Me, I’m a Christian; I relate to the universe and my place in it through the lens of the Christian story. I also accept the Big Bang as the best scientific explanation of how the universe came to be, and evolution as the best explanation for how life began and takes the form it is now. I don’t see this as a contradiction, because I have faith in something bigger than can be encompassed by one religious framework, or one set of faith stories; any religion can offer only a partial glimpse. It is arrogant to the point of hubris to suggest that any human being or religious system has full knowledge, or can begin to fathom the size and extent of the universe, let alone the vastness and nature of what I, in my religion, call God.
And that is why I paradoxically loved the attempt of one human being to communicate the size and extent of the universe, and the vastness and nature of God. Mr g, by Alan Lightman, is a novel about the creation. After countless aeons wandering around the Void with Aunt Penelope and Uncle Deva, Mr g becomes a little bored. He is tired of nothingness; he feels like it is time for something. And so, in a playful mood, he dreams up Space. Out of this whim spin countless universes; and with Space, comes Time. Mr g and his relatives explore these new and interesting dimensions, until Mr g decides even more is needed. Therefore, in one universe, he invents matter – and then sits back and watches what happens.

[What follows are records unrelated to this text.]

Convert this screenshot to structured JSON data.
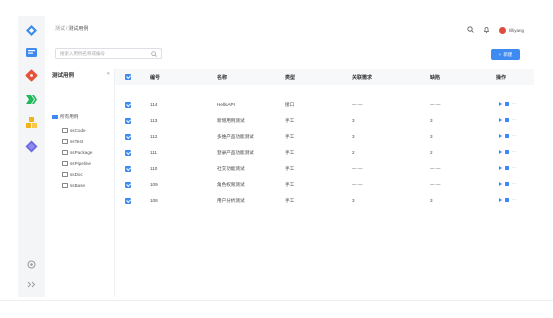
{
  "breadcrumb": {
    "root": "测试",
    "separator": "/",
    "current": "测试用例"
  },
  "header": {
    "user_name": "lilliyang",
    "icons": [
      "search-icon",
      "bell-icon"
    ]
  },
  "toolbar": {
    "search_placeholder": "搜索入用例名称或编号",
    "new_button_label": "新建"
  },
  "tree": {
    "title": "测试用例",
    "collapse_icon": "chevron-left-icon",
    "root_label": "所有用例",
    "children": [
      "ssCode",
      "ssTest",
      "ssPackage",
      "ssPipeline",
      "ssDoc",
      "ssBase"
    ]
  },
  "table": {
    "columns": [
      "编号",
      "名称",
      "类型",
      "关联需求",
      "缺陷",
      "操作"
    ],
    "rows": [
      {
        "id": "114",
        "name": "HelloAPI",
        "type": "接口",
        "req": "— —",
        "bug": "— —"
      },
      {
        "id": "113",
        "name": "新增用例测试",
        "type": "手工",
        "req": "3",
        "bug": "3"
      },
      {
        "id": "112",
        "name": "多维产品功能测试",
        "type": "手工",
        "req": "3",
        "bug": "3"
      },
      {
        "id": "111",
        "name": "登录产品功能测试",
        "type": "手工",
        "req": "2",
        "bug": "2"
      },
      {
        "id": "110",
        "name": "社交功能测试",
        "type": "手工",
        "req": "— —",
        "bug": "— —"
      },
      {
        "id": "109",
        "name": "角色权限测试",
        "type": "手工",
        "req": "— —",
        "bug": "— —"
      },
      {
        "id": "108",
        "name": "用户分析测试",
        "type": "手工",
        "req": "3",
        "bug": "3"
      }
    ]
  },
  "rail": {
    "icons": [
      "logo-icon",
      "code-app-icon",
      "git-icon",
      "pipeline-icon",
      "blocks-icon",
      "diamond-icon",
      "settings-icon",
      "expand-icon"
    ]
  }
}
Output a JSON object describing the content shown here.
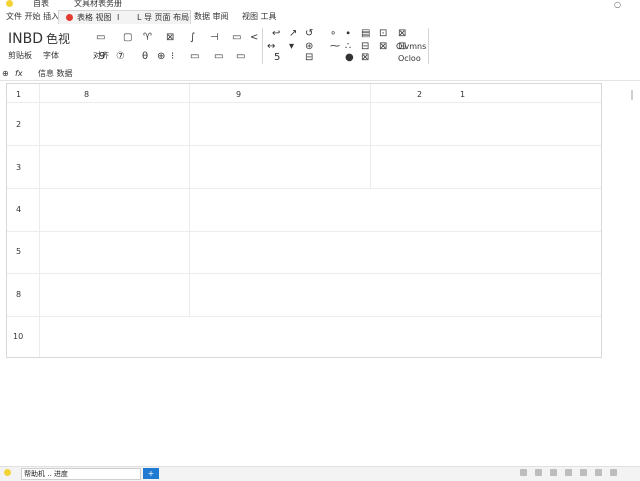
{
  "titlebar": {
    "text_left": "自表",
    "text_main": "文具材表务册",
    "close_glyph": "○"
  },
  "tabs": {
    "tab1": "文件 开始 插入",
    "active": "表格 视图",
    "active_mid": "I",
    "active_right": "L 导 页面 布局",
    "tab3": "数据 审阅",
    "tab4": "视图 工具"
  },
  "ribbon": {
    "big_left": "INBD",
    "big_left2": "色视",
    "sub1": "剪贴板",
    "sub2": "字体",
    "sub3": "对齐",
    "icons_row1": [
      "▭",
      "▢",
      "♈",
      "⊠",
      "∫",
      "⊣",
      "▭",
      "<"
    ],
    "icons_row2": [
      "9",
      "⑦",
      "θ",
      "⊕",
      "⁝",
      "▭",
      "▭",
      "▭"
    ],
    "icons_mid_row1": [
      "↩",
      "↗",
      "↺",
      "∘",
      "∙",
      "▤",
      "⊡",
      "⊠"
    ],
    "icons_mid_row2": [
      "↔",
      "▾",
      "⊛",
      "⁓",
      "∴",
      "⊟",
      "⊠",
      "⊡"
    ],
    "icons_mid_row3": [
      "5",
      "⊟",
      "●",
      "⊠"
    ],
    "right_label1": "Olvmns",
    "right_label2": "Ocloo",
    "right_icon": "⊞"
  },
  "formulabar": {
    "cell_ref": "⊕",
    "fx": "fx",
    "value": "信息 数据"
  },
  "sheet": {
    "column_headers": [
      "1",
      "8",
      "9",
      "2",
      "1"
    ],
    "row_numbers": [
      "2",
      "3",
      "4",
      "5",
      "8",
      "10"
    ]
  },
  "statusbar": {
    "input_text": "帮助机 .. 进度",
    "button_label": "+"
  },
  "colors": {
    "accent": "#1f7ad1",
    "red_dot": "#e33b2e",
    "yellow": "#f2d335"
  }
}
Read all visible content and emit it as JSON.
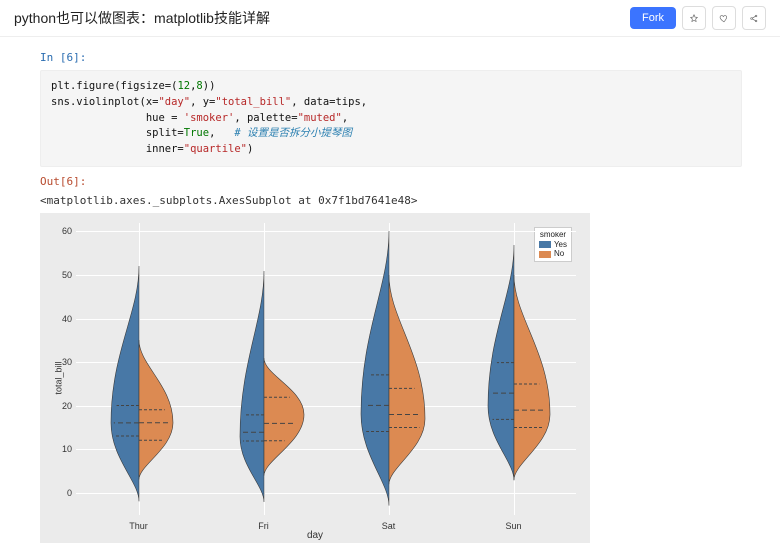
{
  "header": {
    "title": "python也可以做图表：matplotlib技能详解",
    "fork_label": "Fork"
  },
  "cell": {
    "in_prompt": "In [6]:",
    "out_prompt": "Out[6]:",
    "code": {
      "l1a": "plt.figure(figsize=(",
      "l1b": "12",
      "l1c": ",",
      "l1d": "8",
      "l1e": "))",
      "l2a": "sns.violinplot(x=",
      "l2b": "\"day\"",
      "l2c": ", y=",
      "l2d": "\"total_bill\"",
      "l2e": ", data=tips,",
      "l3a": "               hue = ",
      "l3b": "'smoker'",
      "l3c": ", palette=",
      "l3d": "\"muted\"",
      "l3e": ",",
      "l4a": "               split=",
      "l4b": "True",
      "l4c": ",   ",
      "l4d": "# 设置是否拆分小提琴图",
      "l5a": "               inner=",
      "l5b": "\"quartile\"",
      "l5c": ")"
    },
    "repr": "<matplotlib.axes._subplots.AxesSubplot at 0x7f1bd7641e48>"
  },
  "chart_data": {
    "type": "violin",
    "title": "",
    "xlabel": "day",
    "ylabel": "total_bill",
    "ylim": [
      -5,
      62
    ],
    "yticks": [
      0,
      10,
      20,
      30,
      40,
      50,
      60
    ],
    "categories": [
      "Thur",
      "Fri",
      "Sat",
      "Sun"
    ],
    "hue": "smoker",
    "hue_levels": [
      "Yes",
      "No"
    ],
    "colors": {
      "Yes": "#4878a6",
      "No": "#dc8a52"
    },
    "series": [
      {
        "day": "Thur",
        "smoker": "Yes",
        "q1": 13,
        "median": 16,
        "q3": 20,
        "min": -2,
        "max": 52,
        "peak": 16,
        "spread": 28
      },
      {
        "day": "Thur",
        "smoker": "No",
        "q1": 12,
        "median": 16,
        "q3": 19,
        "min": 3,
        "max": 35,
        "peak": 16,
        "spread": 34
      },
      {
        "day": "Fri",
        "smoker": "Yes",
        "q1": 12,
        "median": 14,
        "q3": 18,
        "min": -2,
        "max": 51,
        "peak": 13,
        "spread": 24
      },
      {
        "day": "Fri",
        "smoker": "No",
        "q1": 12,
        "median": 16,
        "q3": 22,
        "min": 4,
        "max": 31,
        "peak": 18,
        "spread": 40
      },
      {
        "day": "Sat",
        "smoker": "Yes",
        "q1": 14,
        "median": 20,
        "q3": 27,
        "min": -3,
        "max": 60,
        "peak": 18,
        "spread": 28
      },
      {
        "day": "Sat",
        "smoker": "No",
        "q1": 15,
        "median": 18,
        "q3": 24,
        "min": 2,
        "max": 50,
        "peak": 17,
        "spread": 36
      },
      {
        "day": "Sun",
        "smoker": "Yes",
        "q1": 17,
        "median": 23,
        "q3": 30,
        "min": 3,
        "max": 57,
        "peak": 20,
        "spread": 26
      },
      {
        "day": "Sun",
        "smoker": "No",
        "q1": 15,
        "median": 19,
        "q3": 25,
        "min": 3,
        "max": 50,
        "peak": 18,
        "spread": 36
      }
    ],
    "legend": {
      "title": "smoker",
      "items": [
        {
          "label": "Yes",
          "color": "#4878a6"
        },
        {
          "label": "No",
          "color": "#dc8a52"
        }
      ]
    }
  }
}
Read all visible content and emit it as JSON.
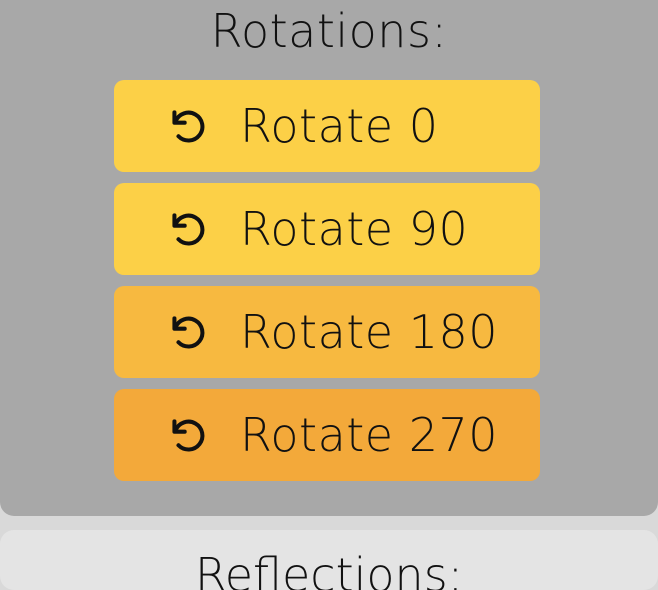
{
  "rotations": {
    "title": "Rotations:",
    "buttons": [
      {
        "label": "Rotate 0",
        "icon": "rotate-ccw-icon",
        "color": "#fcd047"
      },
      {
        "label": "Rotate 90",
        "icon": "rotate-ccw-icon",
        "color": "#fcd047"
      },
      {
        "label": "Rotate 180",
        "icon": "rotate-ccw-icon",
        "color": "#f7b940"
      },
      {
        "label": "Rotate 270",
        "icon": "rotate-ccw-icon",
        "color": "#f3a93a"
      }
    ]
  },
  "reflections": {
    "title": "Reflections:"
  }
}
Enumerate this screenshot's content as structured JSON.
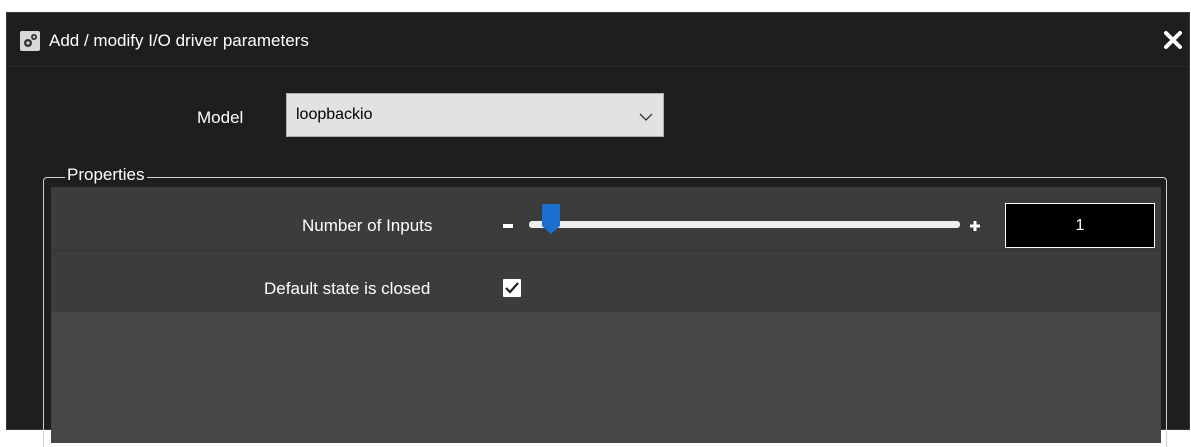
{
  "window": {
    "title": "Add / modify I/O driver parameters",
    "title_icon": "gears-icon",
    "close_icon": "close-icon"
  },
  "model": {
    "label": "Model",
    "selected": "loopbackio"
  },
  "properties": {
    "group_label": "Properties",
    "number_of_inputs": {
      "label": "Number of Inputs",
      "value": "1",
      "slider_fraction": 0.05
    },
    "default_state": {
      "label": "Default state is closed",
      "checked": true
    }
  },
  "colors": {
    "window_bg": "#1e1e1e",
    "panel_bg": "#474747",
    "row_bg": "#3c3c3c",
    "slider_thumb": "#1a6fd1"
  }
}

As well as being an author, Lightman is a theoretical physicist, and the story of creation is beautifully described: the Big Bang, the expansion of matter, the development and collapse of stars, the slow movement of atoms into planets and solar systems, and, to Mr g’s surprise, the gradual development of animate matter out of inanimate particles. Even more surprising is the arrival of three new presences in the Void, particularly Belhor, a conversational sparring partner for Mr g.
These developments provoke many conversations in the Void. Will the animate matter have a soul? Will it experience suffering? What is the role of Mr g: to intervene, or to stay away from the creation? Animate matter longs for eternal life; can Mr g grant this? The conversations bring out different religious assumptions: Uncle Deva represents the Eastern; Aunt Penelope, the Greco-Roman; and Mr g, the Abrahamic faiths. Through all, Belhor plays Devil’s Advocate, arguing, for example, for the necessity of evil and ugliness now that goodness and beauty have come into being.
These thoughtful conversations are never turgid or heavy; rather they are brief exchanges interrupted by somersaulting demons and Mr g’s need for a long meditative walk to think things through – but they cut straight to the heart of the big questions. And just as the Christian scriptures tell stories of God evolving in response to human need, the eternal Mr g finds that he too is being affected, even changed, by his own creation.
Lightman is a beautiful and lucid writer, playful and evocative, and manages in this novel to convey, to some extent, the unimaginable vastness of Space and Time. If you are a rigid, conservative Christian, there is no question that you will find this book and the representation of God highly offensive, even blasphemous; you have been warned. But if you have a bigger idea of God, or if you are open to the idea of a curious, thoughtful, experimental supreme being, then you too might fall in love with this wonderful novel, and the way it allows scientific and religious stories of creation to lie not in opposition, but nested gently into each other, right where they belong.